2008 Olympics are China's opportunity to show the world what its all about... I have a feeling there wont be a substantial slowdown until then... The govt will keep trying to prop up things. With international media all over the place they will be trying desperately to show that communism can work and does work (ahem)..

Even if supercycle and China's economic boom continue there are bound to be hicups along the way, like the asian currency crisis, or property bust or something (an X factor?)..
 
trendsta said:
2008 Olympics are China's opportunity to show the world what its all about... I have a feeling there wont be a substantial slowdown until then... The govt will keep trying to prop up things. With international media all over the place they will be trying desperately to show that communism can work and does work (ahem)..

Even if supercycle and China's economic boom continue there are bound to be hicups along the way, like the asian currency crisis, or property bust or something (an X factor?)..

Many economists like to use supercycle, and treat the whole commodity group as one. I think that is a wrong way to look at commodities. Different commodities, ie base metals, have different supply and demand situations.

Aluminum inventory is in abundance, China is producing huge amount of aluminum every year, there will not be any shortage of aluminum in the near term.

Whereas lead and tin supply are so little, any supply disruption (which is happening to tin and lead now) will push their prices to a much higher level.

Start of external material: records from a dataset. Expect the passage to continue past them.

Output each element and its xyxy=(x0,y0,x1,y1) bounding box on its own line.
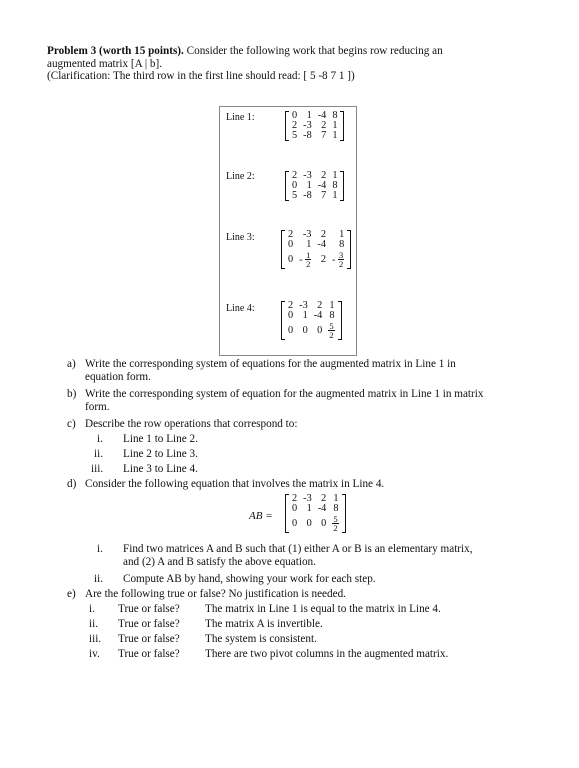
matrix-cell-fraction xyxy=(329,250,347,269)
matrix-cell: 0 xyxy=(288,310,294,321)
question-marker: a) xyxy=(67,358,76,370)
question-a xyxy=(67,358,547,384)
matrix-cell: 2 xyxy=(321,170,327,181)
matrix-cell: 1 xyxy=(329,300,335,311)
matrix-cell: 8 xyxy=(339,239,345,250)
matrix-cell: 1 xyxy=(332,130,338,141)
question-c-item-1 xyxy=(97,433,198,446)
matrix-cell: 0 xyxy=(288,239,294,250)
question-text: Are the following true or false? No justification is needed. xyxy=(85,588,346,600)
question-text: Consider the following equation that involves the matrix in Line 4. xyxy=(85,478,385,490)
matrix-cell: -3 xyxy=(302,229,312,240)
line-label-1: Line 1: xyxy=(226,112,255,123)
true-false-prompt: True or false? xyxy=(118,633,180,645)
item-text: Line 3 to Line 4. xyxy=(123,463,198,475)
question-e-item-1 xyxy=(89,603,549,616)
item-marker: ii. xyxy=(94,448,104,460)
matrix-cell: 1 xyxy=(306,180,312,191)
question-text: Write the corresponding system of equation for the augmented matrix in Line 1 in matrix xyxy=(85,388,484,400)
line-label-3: Line 3: xyxy=(226,232,255,243)
matrix-cell: -3 xyxy=(303,120,312,131)
item-text: There are two pivot columns in the augmented matrix. xyxy=(205,648,449,660)
fraction-denominator: 2 xyxy=(333,523,338,533)
matrix-cell: 1 xyxy=(339,229,345,240)
matrix-cell: -4 xyxy=(313,310,323,321)
problem-intro xyxy=(47,45,547,83)
item-marker: i. xyxy=(97,433,103,445)
minus-sign: - xyxy=(299,253,303,265)
matrix-cell: 7 xyxy=(321,190,327,201)
matrix-cell: -4 xyxy=(317,239,326,250)
question-text: form. xyxy=(85,401,110,414)
matrix-cell: 2 xyxy=(288,229,294,240)
matrix-cell: 1 xyxy=(306,110,312,121)
line-label-4: Line 4: xyxy=(226,303,255,314)
matrix-cell: 0 xyxy=(317,324,323,336)
question-b xyxy=(67,388,547,414)
fraction-numerator: 5 xyxy=(333,513,338,524)
matrix-cell: 2 xyxy=(320,253,326,265)
item-text: Line 1 to Line 2. xyxy=(123,433,198,445)
matrix-cell: 2 xyxy=(320,229,326,240)
item-marker: iii. xyxy=(89,633,102,645)
item-marker: ii. xyxy=(94,573,104,585)
matrix-cell: 2 xyxy=(321,120,327,131)
matrix-cell: -8 xyxy=(303,190,312,201)
matrix-line-2 xyxy=(285,171,344,201)
matrix-cell: 2 xyxy=(317,300,323,311)
matrix-cell: -3 xyxy=(303,493,312,504)
question-marker: b) xyxy=(67,388,77,400)
true-false-prompt: True or false? xyxy=(118,603,180,615)
matrix-cell: -8 xyxy=(303,130,312,141)
matrix-cell: -4 xyxy=(317,110,327,121)
row-reduction-figure xyxy=(219,106,357,356)
question-c-item-2 xyxy=(94,448,198,461)
matrix-cell: 1 xyxy=(332,170,338,181)
matrix-cell: 0 xyxy=(306,517,312,529)
fraction-denominator: 2 xyxy=(339,259,344,269)
question-text: Write the corresponding system of equations for the augmented matrix in Line 1 in xyxy=(85,358,456,370)
question-text: Describe the row operations that correspond to: xyxy=(85,418,298,430)
ab-matrix xyxy=(285,494,346,533)
fraction-numerator: 5 xyxy=(329,320,334,331)
question-d-item-1 xyxy=(97,543,547,569)
question-d xyxy=(67,478,547,491)
matrix-cell: -4 xyxy=(317,503,327,514)
matrix-cell: 0 xyxy=(288,253,294,265)
item-text: Line 2 to Line 3. xyxy=(123,448,198,460)
matrix-cell: 5 xyxy=(292,130,298,141)
item-text: The matrix A is invertible. xyxy=(205,618,323,630)
matrix-cell: 0 xyxy=(288,324,294,336)
matrix-cell: -3 xyxy=(303,170,312,181)
item-marker: i. xyxy=(89,603,95,615)
question-c-item-3 xyxy=(91,463,198,476)
question-e xyxy=(67,588,547,601)
line-label-2: Line 2: xyxy=(226,171,255,182)
true-false-prompt: True or false? xyxy=(118,648,180,660)
matrix-cell: 1 xyxy=(306,503,312,514)
matrix-cell: 2 xyxy=(292,120,298,131)
item-text: and (2) A and B satisfy the above equation. xyxy=(123,556,316,569)
matrix-cell: 8 xyxy=(333,503,339,514)
matrix-cell: 2 xyxy=(288,300,294,311)
question-d-item-2 xyxy=(94,573,544,586)
matrix-cell: 8 xyxy=(332,180,338,191)
matrix-line-1 xyxy=(285,111,344,141)
question-marker: d) xyxy=(67,478,77,490)
item-marker: ii. xyxy=(89,618,99,630)
question-e-item-3 xyxy=(89,633,549,646)
matrix-cell: 0 xyxy=(292,110,298,121)
matrix-cell-fraction xyxy=(325,321,337,340)
matrix-cell: 0 xyxy=(302,324,308,336)
matrix-cell: 2 xyxy=(292,493,298,504)
item-marker: i. xyxy=(97,543,103,555)
item-marker: iv. xyxy=(89,648,100,660)
fraction-denominator: 2 xyxy=(306,259,311,269)
matrix-line-3 xyxy=(281,230,351,269)
matrix-cell: 2 xyxy=(292,170,298,181)
true-false-prompt: True or false? xyxy=(118,618,180,630)
matrix-cell: 0 xyxy=(292,503,298,514)
item-text: Compute AB by hand, showing your work for each step. xyxy=(123,573,376,585)
question-text: equation form. xyxy=(85,371,151,384)
matrix-cell: -4 xyxy=(317,180,327,191)
matrix-cell: -3 xyxy=(299,300,308,311)
matrix-cell: 1 xyxy=(332,120,338,131)
item-text: Find two matrices A and B such that (1) either A or B is an elementary matrix, xyxy=(123,543,473,555)
matrix-cell: 0 xyxy=(292,180,298,191)
item-text: The system is consistent. xyxy=(205,633,317,645)
matrix-cell: 1 xyxy=(333,493,339,504)
question-e-item-4 xyxy=(89,648,549,661)
problem-title-rest: Consider the following work that begins row reducing an xyxy=(183,45,443,57)
problem-intro-line2: augmented matrix [A | b]. xyxy=(47,57,163,70)
fraction-numerator: 3 xyxy=(339,249,344,260)
item-text: The matrix in Line 1 is equal to the matrix in Line 4. xyxy=(205,603,441,615)
matrix-cell: 0 xyxy=(292,517,298,529)
problem-clarification: (Clarification: The third row in the first line should read: [ 5 -8 7 1 ]) xyxy=(47,70,355,83)
matrix-cell: 2 xyxy=(321,493,327,504)
matrix-cell: 8 xyxy=(332,110,338,121)
question-marker: c) xyxy=(67,418,76,430)
item-marker: iii. xyxy=(91,463,104,475)
ab-equation-label: AB = xyxy=(249,510,273,522)
matrix-cell: 0 xyxy=(321,517,327,529)
matrix-cell: 1 xyxy=(302,310,308,321)
matrix-cell: 5 xyxy=(292,190,298,201)
fraction-numerator: 1 xyxy=(306,249,311,260)
minus-sign: - xyxy=(332,253,336,265)
fraction-denominator: 2 xyxy=(329,330,334,340)
matrix-cell: 7 xyxy=(321,130,327,141)
problem-title xyxy=(47,45,547,58)
matrix-cell: 1 xyxy=(332,190,338,201)
question-c xyxy=(67,418,547,431)
question-marker: e) xyxy=(67,588,76,600)
matrix-cell: 8 xyxy=(329,310,335,321)
matrix-line-4 xyxy=(281,301,342,340)
matrix-cell-fraction xyxy=(296,250,314,269)
problem-title-bold: Problem 3 (worth 15 points). xyxy=(47,45,184,57)
question-e-item-2 xyxy=(89,618,549,631)
matrix-cell: 1 xyxy=(306,239,312,250)
matrix-cell-fraction xyxy=(329,514,341,533)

As for copper, it has become a gambling pawn for hedge funds, rather than an investment class. There is hardly any explanation for their price movement except for hedge funds' and banks' trading activities.

Nickel price has overshot its fundamental value, now the price level is only at the mercy of the hedge funds who are controlling the remaining inventory level at LME warehouses. There is little demand for nickel now, a lot of stainless steel companies had closed down, because cost of nickel is way too high. All the news of high demand for nickel is just bull****.
 
BREND said:
There is little demand for nickel now, a lot of stainless steel companies had closed down, because cost of nickel is way too high. All the news of high demand for nickel is just bull****.
Grateful to learn about the stainless companies that have closed down: Most have barely been able to keep up with orders until recent weeks.